Елена Николаевна сегодня была особенно хороша, так Андрею показалось. Во всей ее фигуре, движениях было что-то такое необычное, еще более подвижное и легкое, что создавалось впечатление, будто она вот-вот взлетит. Не смотря на все эти визуальные впечатления, Елене Николаевне было уже шестьдесят пять лет.

 - Елена Николаевна, Вы сегодня так замечательно выглядете! - восхитился Андрей, проходя вслед за хозяйкой на кухню.
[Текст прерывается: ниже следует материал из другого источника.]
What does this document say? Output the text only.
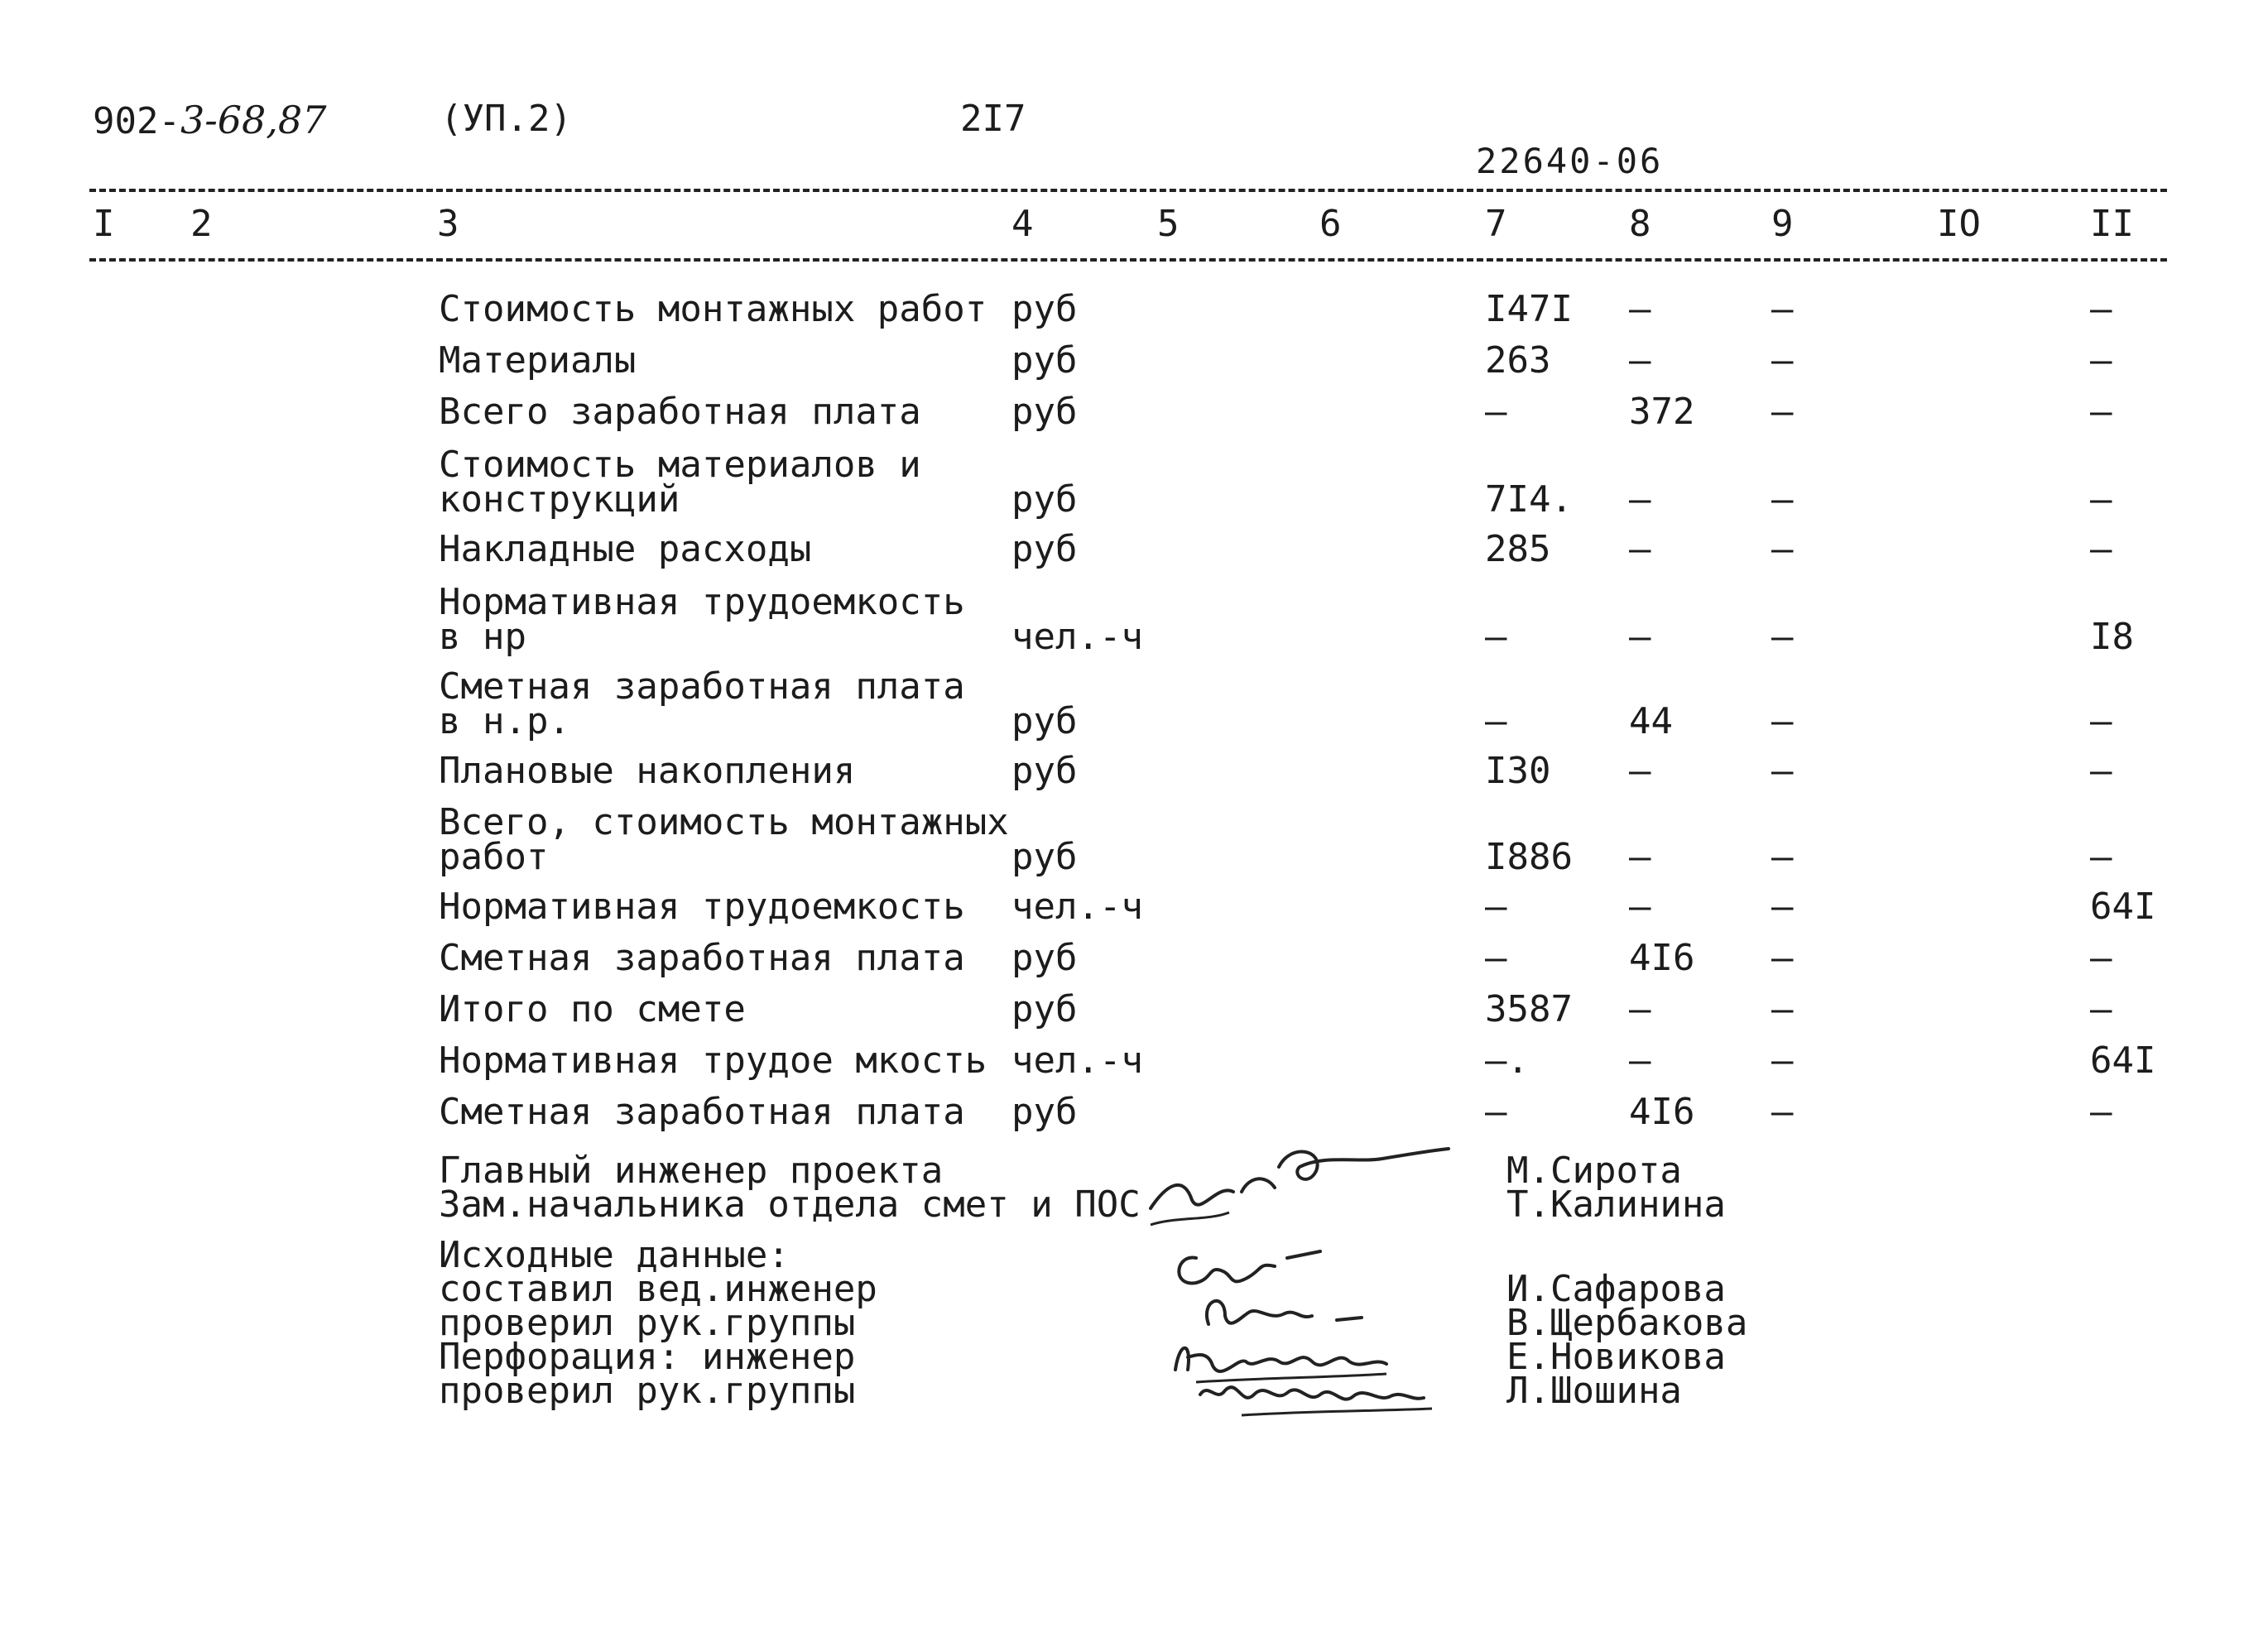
902-3-68,87	(УП.2)	2I7
22640-06
I 2	3	4	5	6	7	8	9	IO	II
Стоимость монтажных работ руб	I47I –	–	–
Материалы	руб	263 –	–	–
Всего заработная плата руб	–	372 –	–
Стоимость материалов и
конструкций	руб	7I4. –	–	–
Накладные расходы	руб	285 –	–	–
Нормативная трудоемкость
в нр	чел.-ч	–	–	–	I8
Сметная заработная плата
в н.р.	руб	–	44	–	–
Плановые накопления	руб	I30 –	–	–
Всего, стоимость монтажных
работ	руб	I886 –	–	–
Нормативная трудоемкость чел.-ч	–	–	–	64I
Сметная заработная плата руб	–	4I6 –	–
Итого по смете	руб	3587 –	–	–
Нормативная трудое мкость чел.-ч	–.	–	–	64I
Сметная заработная плата руб	–	4I6 –	–
Главный инженер проекта
Зам.начальника отдела смет и ПОС
М.Сирота
Т.Калинина
Исходные данные:
составил вед.инженер
проверил рук.группы
Перфорация: инженер
проверил рук.группы
И.Сафарова
В.Щербакова
Е.Новикова
Л.Шошина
  Она оглянулась, лукаво сощурилась, покачала головой немного и, круто повернувшись, пошла дальше, напевая. Андрей улыбнулся и про себя сказал: "Я бы на месте Константина Родионовича тоже на ней женился, будь ей двадцать."
Елена Николаевна будто поняла эту мысль, слегка рассмеялась и сделала ужасно громкое "хм!", так что Андрей даже смутился и стушевался.
 - Андрюша, а я ведь пирожки твои любимые сделала!
 - Эх, Елена Николаевна, разбалуете меня совсем! - Андрей широко улыбался. Ему радостно и приятно было от той заботы, которую так щедро проявлял к нему  казалось бы совсем чужой человек.
И эти мысли всепроницательная Елена Николаевна угадала:
 - Ты не думай, что мы тебе с Константином Родионовичем чужие. Сам знаешь, что приходить можешь в любое время дня и ночи. Ну какие же мы чужие-то!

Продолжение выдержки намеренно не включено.